The plain fact is that the common slob ALWAYS figures it out–even if too late. You’d think the smarter would have figured that much out a long time ago.

Mark Humphrey September 19, 2007 at 6:16 pm

The greatest beneficiary of this last artificial boom appears to have been financial enterprise–from housing mortgages to junk bond-equity financing to “insurers” of financial performance.
In fact, a great deal has been written about the rapid and outsized growth in financial derivatives. I read somewhere that financial futures encompass roughly $350 trillion dollars of contract value; and a quote from the Financial Times rated OTC derivatives at roughly $400 trillion. This adds to $750 trillion in derivatives, based on two mutually excusive kinds of derivative.

Of course, a good share of investment in derivatives is rational; futures markets in corn and hogs didn’t evolve as a distortion produced by monetary inflating. But a large share of the expansion in derivatives is probably malinvested capital. Therefore, it seems probable that a meltdown of interconnected derivatives and counterparties–Greenspan’s “avalanche of cascading cross-defaults” is a threat.

Does anyone have a grasp of the actual scale of the derivatives empire today? I wonder about this.

If the derivatives empire is as vast as it seems to be, and because these financial contracts extend across international borders, then it seems possible that trouble in the US or British financial systems could develope unexpectedly from other areas of the world. If so, doesn’t this possibility make it more difficult for central bankers to correctly guess at how much new money to throw at the problem? In other words, doesn’t this international counter-party exposure create greater risk of central bank miscalculation in holding their system together?

Finally, Harry Browne wrote years ago about the risk that skyrocketing demand to hold money in an emerging cyclical downturn could get out of hand, and precipitate a systemic deflationary meltdown. Browne’s reasoning always struck me as sound (but disconcerting, because we all want certainty.) Doesn’t the gigantic growth in the derivatives empire–all held together by great leverage and opaque counterparties–amplify the risk of unanticipated and uncontrolled skyrocketing demand for money that topples dominoes?

I’m not predicting a meltdown, only suggesting that this is a genuine, and widely unappreciated, risk during the down side of every business cycle.

Matt September 19, 2007 at 9:27 pm

Götterdämmerung? How long can this theft continue?
Longer than we think. Banks and Politicians are a devious and crafty crew and if all else fails there is always Marshal Law and in the meantime we are all dead. The New Age after that will start the process all over again.
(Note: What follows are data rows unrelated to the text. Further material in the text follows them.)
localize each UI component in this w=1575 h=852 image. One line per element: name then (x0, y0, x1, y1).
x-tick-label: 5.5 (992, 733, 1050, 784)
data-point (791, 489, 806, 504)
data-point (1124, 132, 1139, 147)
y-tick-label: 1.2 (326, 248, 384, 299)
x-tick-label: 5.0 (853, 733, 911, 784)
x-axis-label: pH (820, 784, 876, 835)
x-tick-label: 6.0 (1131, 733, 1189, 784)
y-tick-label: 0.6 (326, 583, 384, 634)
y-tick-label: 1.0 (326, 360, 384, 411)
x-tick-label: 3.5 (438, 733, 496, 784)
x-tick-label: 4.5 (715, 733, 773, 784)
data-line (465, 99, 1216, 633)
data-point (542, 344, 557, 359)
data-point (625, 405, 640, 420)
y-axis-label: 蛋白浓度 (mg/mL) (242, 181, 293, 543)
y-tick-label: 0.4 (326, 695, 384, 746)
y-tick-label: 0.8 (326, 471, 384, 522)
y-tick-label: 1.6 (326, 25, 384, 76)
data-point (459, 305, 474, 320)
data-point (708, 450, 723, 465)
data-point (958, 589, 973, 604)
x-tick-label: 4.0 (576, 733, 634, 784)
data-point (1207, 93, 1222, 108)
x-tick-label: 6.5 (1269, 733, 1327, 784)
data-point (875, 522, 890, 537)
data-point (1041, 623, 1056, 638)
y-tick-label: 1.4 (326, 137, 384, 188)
The Ethics of Self-Sacrifice will make that a certainty,it has been around for at least two millennium.
The masses shall be sheared over and over again.
There is no hope we are all doomed.

gene berman September 20, 2007 at 5:43 am


It’s “martial” law–that is to say, law administered during civil disturbance or breakdown according to military (martial) regulations.

Matt September 20, 2007 at 12:12 pm

You are right! We may not be doomed after all.

Me September 20, 2007 at 9:11 pm

I can no longer take Corrigan’s self-flattering poetic bs. If I wanted poetry I’d go to a poetry site. I wish he would just say what he wants to say in normal words. The article would then take 2 minutes to read. It’s not worth my time decipher his stupid Shakespeare.